Avalanche death: Friend tried to save skier

Lorne Cameron

Lorne Cameron

A “courageous” Scots skier dug desperately to free his friend who had been swept 2,000 feet down a mountainside in the French Alps, it emerged last night.

Police in France yesterday praised Lorne Cameron, a Glasgow businessman, for his courageous but ultimately unsuccessful attempt to save the life of David Tapsfield, 28, high on Mont Buet in Chamonix.

The pair were ski-touring just beneath the summit when a snow cornice, an overhanging edge of snow, collapsed under Mr Tapsfield, triggering an avalanche which swept him down the mountainside.

Yesterday police told how Mr Cameron managed to ski down the mountain after his friend and, using a transceiver, was able to locate where Mr Tapsfield was buried. Mr Cameron then set about digging out his friend and tried to resuscitate him before calling the emergency services.

According to reports, Mr Tapsfield had suffered a heart attack, as well as sustaining other injuries. He was flown by helicopter to hospital, where he was later pronounced dead.

A police spokesman said of Mr Cameron: “He was undeniably very courageous. A cornice ruptured and the person fell a very long distance, about 600 metres. The fall triggered an avalanche which Lorne saw and he was the first on scene to try and rescue his friend.

“It meant skiing over the avalanche debris and then searching for him with his avalanche transceiver.
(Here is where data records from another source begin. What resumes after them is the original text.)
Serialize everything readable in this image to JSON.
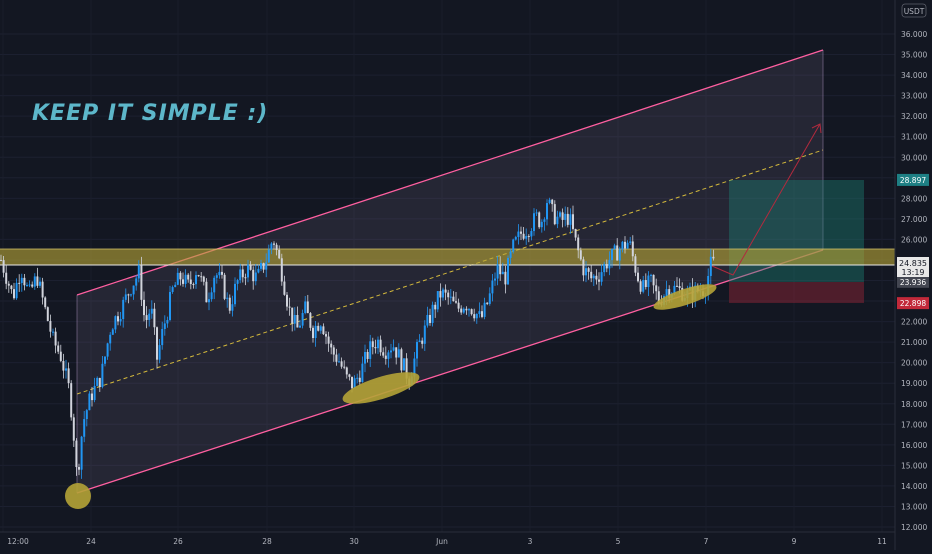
{
  "chart_data": {
    "type": "candlestick",
    "title": "KEEP IT SIMPLE :)",
    "currency": "USDT",
    "y_axis": {
      "min": 12,
      "max": 37,
      "ticks": [
        12,
        13,
        14,
        15,
        16,
        17,
        18,
        19,
        20,
        21,
        22,
        23,
        24,
        25,
        26,
        27,
        28,
        29,
        30,
        31,
        32,
        33,
        34,
        35,
        36
      ],
      "tick_labels": [
        "12.000",
        "13.000",
        "14.000",
        "15.000",
        "16.000",
        "17.000",
        "18.000",
        "19.000",
        "20.000",
        "21.000",
        "22.000",
        "23.000",
        "24.000",
        "25.000",
        "26.000",
        "27.000",
        "28.000",
        "29.000",
        "30.000",
        "31.000",
        "32.000",
        "33.000",
        "34.000",
        "35.000",
        "36.000"
      ]
    },
    "x_axis": {
      "tick_labels": [
        "12:00",
        "24",
        "26",
        "28",
        "30",
        "Jun",
        "3",
        "5",
        "7",
        "9",
        "11"
      ]
    },
    "price_key_points": [
      [
        0,
        25.0
      ],
      [
        12,
        23.2
      ],
      [
        20,
        24.6
      ],
      [
        28,
        23.3
      ],
      [
        36,
        24.2
      ],
      [
        44,
        22.6
      ],
      [
        52,
        21.1
      ],
      [
        60,
        20.3
      ],
      [
        68,
        18.7
      ],
      [
        72,
        17.0
      ],
      [
        76,
        14.3
      ],
      [
        82,
        17.1
      ],
      [
        90,
        18.4
      ],
      [
        100,
        19.3
      ],
      [
        110,
        21.8
      ],
      [
        120,
        22.6
      ],
      [
        130,
        23.7
      ],
      [
        138,
        24.4
      ],
      [
        144,
        21.9
      ],
      [
        150,
        22.7
      ],
      [
        156,
        20.2
      ],
      [
        162,
        21.6
      ],
      [
        172,
        23.6
      ],
      [
        180,
        24.2
      ],
      [
        188,
        23.7
      ],
      [
        196,
        24.6
      ],
      [
        206,
        23.1
      ],
      [
        214,
        24.4
      ],
      [
        222,
        23.8
      ],
      [
        228,
        22.6
      ],
      [
        236,
        23.9
      ],
      [
        246,
        24.6
      ],
      [
        256,
        24.1
      ],
      [
        266,
        25.1
      ],
      [
        272,
        26.1
      ],
      [
        280,
        24.6
      ],
      [
        288,
        22.6
      ],
      [
        296,
        21.6
      ],
      [
        304,
        22.6
      ],
      [
        312,
        21.6
      ],
      [
        320,
        22.1
      ],
      [
        330,
        20.6
      ],
      [
        338,
        20.1
      ],
      [
        346,
        19.2
      ],
      [
        352,
        18.9
      ],
      [
        360,
        19.6
      ],
      [
        368,
        20.6
      ],
      [
        376,
        21.1
      ],
      [
        384,
        20.6
      ],
      [
        392,
        20.9
      ],
      [
        400,
        20.1
      ],
      [
        408,
        19.2
      ],
      [
        416,
        20.6
      ],
      [
        424,
        21.6
      ],
      [
        432,
        22.6
      ],
      [
        440,
        23.4
      ],
      [
        448,
        23.1
      ],
      [
        456,
        22.6
      ],
      [
        464,
        22.9
      ],
      [
        472,
        22.6
      ],
      [
        480,
        22.1
      ],
      [
        488,
        23.1
      ],
      [
        496,
        24.6
      ],
      [
        504,
        24.1
      ],
      [
        512,
        25.6
      ],
      [
        520,
        26.3
      ],
      [
        528,
        26.6
      ],
      [
        536,
        27.1
      ],
      [
        540,
        26.8
      ],
      [
        546,
        27.9
      ],
      [
        552,
        27.2
      ],
      [
        560,
        26.9
      ],
      [
        568,
        27.1
      ],
      [
        576,
        25.6
      ],
      [
        582,
        24.6
      ],
      [
        590,
        24.1
      ],
      [
        598,
        24.3
      ],
      [
        606,
        24.9
      ],
      [
        614,
        25.3
      ],
      [
        620,
        25.6
      ],
      [
        628,
        25.9
      ],
      [
        636,
        24.3
      ],
      [
        642,
        23.6
      ],
      [
        650,
        23.9
      ],
      [
        658,
        23.0
      ],
      [
        666,
        23.6
      ],
      [
        676,
        23.6
      ],
      [
        686,
        23.3
      ],
      [
        696,
        23.5
      ],
      [
        704,
        23.6
      ],
      [
        710,
        24.8
      ],
      [
        714,
        24.8
      ]
    ],
    "current_price": "24.835",
    "countdown": "13:19",
    "price_labels": [
      {
        "value": 28.897,
        "text": "28.897",
        "color": "#1e7f84"
      },
      {
        "value": 23.936,
        "text": "23.936",
        "color": "#434651"
      },
      {
        "value": 22.898,
        "text": "22.898",
        "color": "#c2293a"
      }
    ],
    "resistance_zone": {
      "from": 24.6,
      "to": 25.6
    },
    "channel": {
      "line_color": "#ff5fa0",
      "fill": "#a48ab5"
    },
    "colors": {
      "up": "#2196f3",
      "down": "#d1d4dc",
      "highlight": "#b5a336",
      "text": "#5db7ca",
      "arrow": "#b22a3e"
    }
  }
}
He found him under the snow and pulled him out. He gave him first aid and then the man was taken by helicopter to hospital, but sadly he died.”
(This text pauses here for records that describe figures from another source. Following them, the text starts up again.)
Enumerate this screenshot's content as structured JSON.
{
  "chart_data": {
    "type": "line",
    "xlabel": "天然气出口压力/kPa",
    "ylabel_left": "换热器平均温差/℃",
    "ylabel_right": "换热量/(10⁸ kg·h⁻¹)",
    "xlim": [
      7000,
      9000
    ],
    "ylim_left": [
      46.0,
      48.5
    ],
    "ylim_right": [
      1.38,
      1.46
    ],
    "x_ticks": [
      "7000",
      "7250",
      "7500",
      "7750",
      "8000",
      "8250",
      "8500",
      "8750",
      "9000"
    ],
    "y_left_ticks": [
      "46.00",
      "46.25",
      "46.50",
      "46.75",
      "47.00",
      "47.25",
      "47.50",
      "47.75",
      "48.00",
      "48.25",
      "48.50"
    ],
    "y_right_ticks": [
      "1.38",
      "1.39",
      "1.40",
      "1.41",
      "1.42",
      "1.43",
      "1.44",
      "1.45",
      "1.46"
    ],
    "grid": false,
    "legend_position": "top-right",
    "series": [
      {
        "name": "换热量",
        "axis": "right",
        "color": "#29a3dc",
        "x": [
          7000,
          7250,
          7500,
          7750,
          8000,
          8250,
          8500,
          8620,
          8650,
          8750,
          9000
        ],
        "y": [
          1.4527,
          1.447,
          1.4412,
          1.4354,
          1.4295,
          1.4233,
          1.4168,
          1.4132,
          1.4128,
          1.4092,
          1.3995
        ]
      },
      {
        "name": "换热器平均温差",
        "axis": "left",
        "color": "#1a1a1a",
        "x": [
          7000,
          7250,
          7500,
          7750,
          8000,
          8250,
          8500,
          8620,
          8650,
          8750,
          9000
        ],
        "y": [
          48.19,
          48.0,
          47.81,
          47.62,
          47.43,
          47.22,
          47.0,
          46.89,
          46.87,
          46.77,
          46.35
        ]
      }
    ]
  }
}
The accident happened on Tuesday afternoon on Mont Buet which, at 10,158 feet, is one of the highest peaks in the popular area of Chamonix.

Mr Cameron moved from his native Glasgow to Chamonix four years ago after initially setting up a company in Scotland, Boax Clothing, which sells customised mountaineering gear made in the region. The company website said: “Since 2010, Boax has been based in Chamonix, where our passion for life in the mountains and the sports we love constantly inspire us as the brand continues to grow.”

His friend Mr Tapsfield, also lived in the area, where he provided food supplies to local bars and restaurants. He had moved to France to spend more time pursuing his passion for skiing and mountaineering.

Yesterday he was described by friends as “highly popular and very down to earth”.

As a teenager, Mr Tapsfield was part of a football development scheme for 16 to 19-year-olds at Tyne Metropolitan College in North Tyneside. In 2005 he won a scholarship to Lafeyatte College in New Jersey in the US, to study and play the game.

Yesterday, a top mountain guide said the conditions in parts of the Alps were extremely dangerous. Martin Chester, director of training at Plas Y Brenin, the national mountain centre in Snowdonia, said: “The snow, especially off-piste, has had a horrendous foundation.

“Anywhere near ridges is incredibly dangerous. There is a terrible instability that your average skier wouldn’t be able to recognise. And the tricky thing is, the risk is almost invisible. My advice is fairly simple – read the detail in the avalanche bulletins.”